In this case, the plaintiff alleged that it "accepted an offer of settlement *** from [the defendant] IMS in the amount of $11,000 in return for *** [its] release of IMS and Hurricane Pneumatic Conveying Systems, Inc.,” and attached a. copy of a letter sent by the plaintiff’s counsel to the defendant as an exhibit to its complaint. In its answer, the defendant admitted only that the plaintiff’s counsel sent the subject correspondence but denied the remainder of the allegation.
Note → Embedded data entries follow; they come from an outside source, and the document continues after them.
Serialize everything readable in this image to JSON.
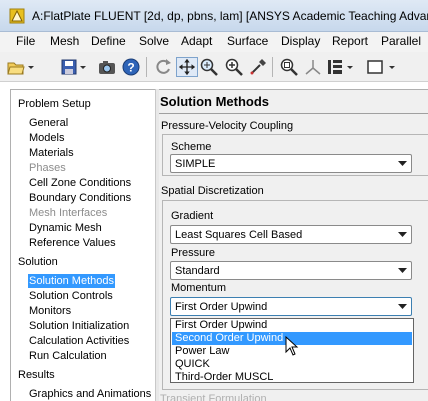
{
  "window": {
    "title": "A:FlatPlate FLUENT  [2d, dp, pbns, lam] [ANSYS Academic Teaching Advanc"
  },
  "menu": [
    "File",
    "Mesh",
    "Define",
    "Solve",
    "Adapt",
    "Surface",
    "Display",
    "Report",
    "Parallel"
  ],
  "toolbar": {
    "icons": [
      "open-folder-icon",
      "dropdown-arrow-icon",
      "save-icon",
      "dropdown-arrow-icon",
      "camera-icon",
      "help-icon",
      "rotate-icon",
      "translate-icon",
      "zoom-icon",
      "zoom-in-icon",
      "probe-icon",
      "zoom-to-fit-icon",
      "axes-icon",
      "layout-icon",
      "dropdown-arrow-icon",
      "window-icon",
      "dropdown-arrow-icon"
    ]
  },
  "nav": {
    "problem_setup": "Problem Setup",
    "items_setup": [
      {
        "label": "General",
        "disabled": false
      },
      {
        "label": "Models",
        "disabled": false
      },
      {
        "label": "Materials",
        "disabled": false
      },
      {
        "label": "Phases",
        "disabled": true
      },
      {
        "label": "Cell Zone Conditions",
        "disabled": false
      },
      {
        "label": "Boundary Conditions",
        "disabled": false
      },
      {
        "label": "Mesh Interfaces",
        "disabled": true
      },
      {
        "label": "Dynamic Mesh",
        "disabled": false
      },
      {
        "label": "Reference Values",
        "disabled": false
      }
    ],
    "solution": "Solution",
    "items_solution": [
      {
        "label": "Solution Methods",
        "selected": true
      },
      {
        "label": "Solution Controls"
      },
      {
        "label": "Monitors"
      },
      {
        "label": "Solution Initialization"
      },
      {
        "label": "Calculation Activities"
      },
      {
        "label": "Run Calculation"
      }
    ],
    "results": "Results",
    "items_results": [
      {
        "label": "Graphics and Animations"
      }
    ]
  },
  "panel": {
    "title": "Solution Methods",
    "pv_coupling": {
      "label": "Pressure-Velocity Coupling",
      "scheme_label": "Scheme",
      "scheme_value": "SIMPLE"
    },
    "spatial": {
      "label": "Spatial Discretization",
      "gradient_label": "Gradient",
      "gradient_value": "Least Squares Cell Based",
      "pressure_label": "Pressure",
      "pressure_value": "Standard",
      "momentum_label": "Momentum",
      "momentum_value": "First Order Upwind",
      "momentum_options": [
        "First Order Upwind",
        "Second Order Upwind",
        "Power Law",
        "QUICK",
        "Third-Order MUSCL"
      ],
      "highlighted_option": "Second Order Upwind"
    },
    "transient_label": "Transient Formulation"
  }
}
As with any action for breach of an oral contract, the plaintiff bears the burden in this case to both plead and prove the essential terms of the agreement sued on; that is, the offer made and its acceptance. See Martin-Trigona v. Bloomington Federal Savings & Loan Ass’n, 101 Ill. App. 3d 943, 428 N.E.2d 1028 (1981). The defendant denied that the plaintiff accepted an offer made by it to settle the parties’ dispute for $11,000 in exchange for a release of liability, and at least to this extent, a triable issue of fact exists on terms of the settlement reached by the parties. Because of the denials contained in the defendant’s answer to the plaintiff’s complaint, we find that the trial court erred in entering judgment on the pleadings in favor of the plaintiff.

Based upon the foregoing analysis, we affirm the trial court’s orders striking the defendant’s affirmative defenses and denying leave to replead, reverse the judgment on the pleadings entered in *787favor of the plaintiff, and remand this action to the circuit court for further proceedings.

Affirmed in part and reversed in part; cause remanded.

HARTMAN, P.J., and SOUTH, J., concur.